NAIROBI, Kenya, June 4-NCBA Group, alongside diplomatic trade commissioners, ambassadors and investors from more than 20 countries are exploring sector-driven entry strategies into East Africa’s fast-expanding trade economy, with discussions focusing on agribusiness, energy, manufacturing, fintech, technology, healthcare and education as key investment entry points.
The deliberations focused on how international and regional investors can structure market entry, navigate supplier value chains and position for regional expansion, as East Africa continues to deepen integration and shift toward value-chain-led trade and investment models.
The discussions come against a backdrop of strong regional trade performance, with the East African Community (EAC) recording significant gains across key indicators.
Exports rose by 37.7% to USD 77 billion (Sh11.8 trillion), while imports increased by 15.4% to USD 79.6 billion (Sh12.2 trillion). Intra-African trade grew by 40.1% to USD 39 billion (Sh6.0 trillion), accounting for 25.2% of total trade, while intra-EAC trade expanded by 28%, reflecting strengthening regional linkages and cross-border commerce.
Speaking during the session, Filippo Amato, Head of Trade and Economics at the European Union Delegation to Kenya and keynote speaker at the NCBA Trade Commissioner forum, said stronger institutional coordination is key to converting trade gains into investment outcomes.

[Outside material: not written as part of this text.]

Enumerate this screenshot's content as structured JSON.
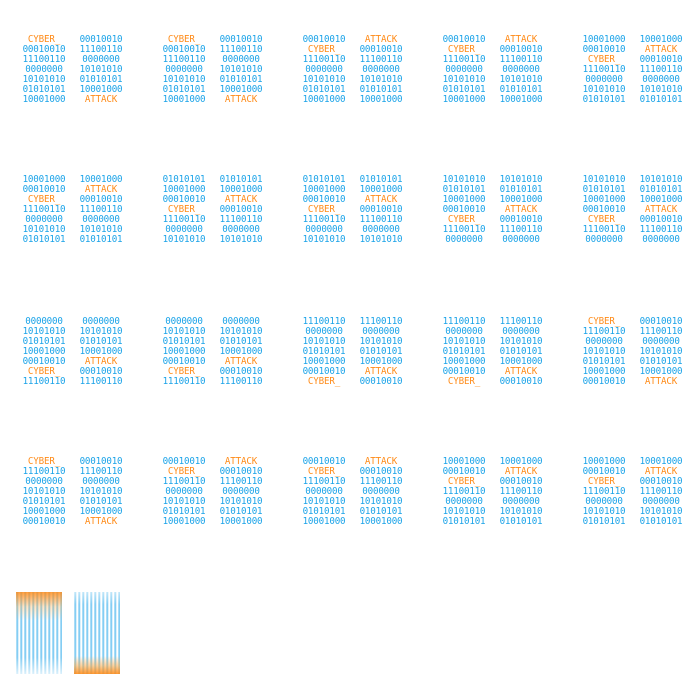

“Public-private partnerships (PPPs) are essential in accelerating economic growth in the region. However, their success depends on strong financial institutions that can mobilize and deploy capital effectively for enterprises, investors, and governments. Together, these partnerships position East Africa as an attractive investment destination globally.”
NCBA said its engagement with more than 50 diplomatic missions continues to position the lender as a key conduit for foreign direct investment flows and cross-border trade facilitation through its embassy banking services.

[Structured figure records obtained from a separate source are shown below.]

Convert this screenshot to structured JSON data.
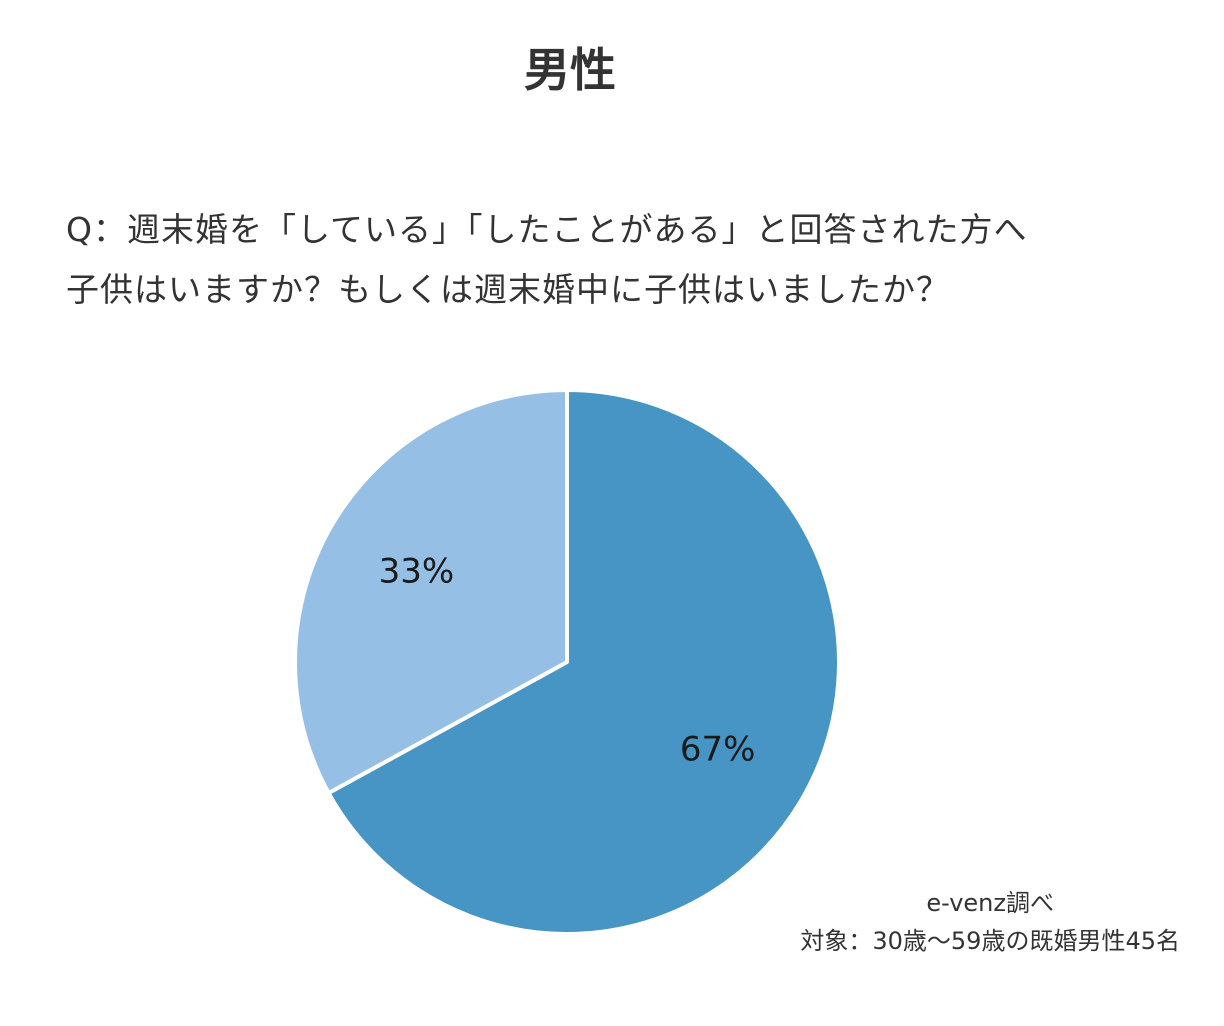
{
  "title": "男性",
  "question": {
    "line1": "Q：週末婚を「している」「したことがある」と回答された方へ",
    "line2": "子供はいますか？もしくは週末婚中に子供はいましたか？"
  },
  "chart_data": {
    "type": "pie",
    "start_angle": "12 o'clock",
    "direction": "clockwise",
    "slices": [
      {
        "value": 67,
        "label": "67%",
        "color": "#4795c5"
      },
      {
        "value": 33,
        "label": "33%",
        "color": "#95bfe5"
      }
    ],
    "separator_color": "#ffffff"
  },
  "footnote": {
    "source": "e-venz調べ",
    "target": "対象：30歳～59歳の既婚男性45名"
  }
}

James Gossip, Managing Director of NCBA Bank Kenya, said shifting global conditions are reshaping capital flows into emerging markets.
“Global trade is increasingly shaped by geopolitical uncertainty, supply chain disruptions, and shifting market dynamics. Strengthened collaboration among governments, diplomatic missions, investors, and financial institutions is essential to expanding market access, sustaining trade flows, and unlocking long-term growth across the region.”
He added that deeper coordination between financial institutions, development partners, consulates, investors, education institutions and policymakers will be critical in accelerating economic transformation.
The engagement highlighted growing investor interest in structured sector entry, with emphasis on agribusiness, energy, manufacturing, fintech, technology, healthcare and education as key gateways into East Africa’s growth economy, alongside a focus on supplier ecosystems and regional value-chain positioning.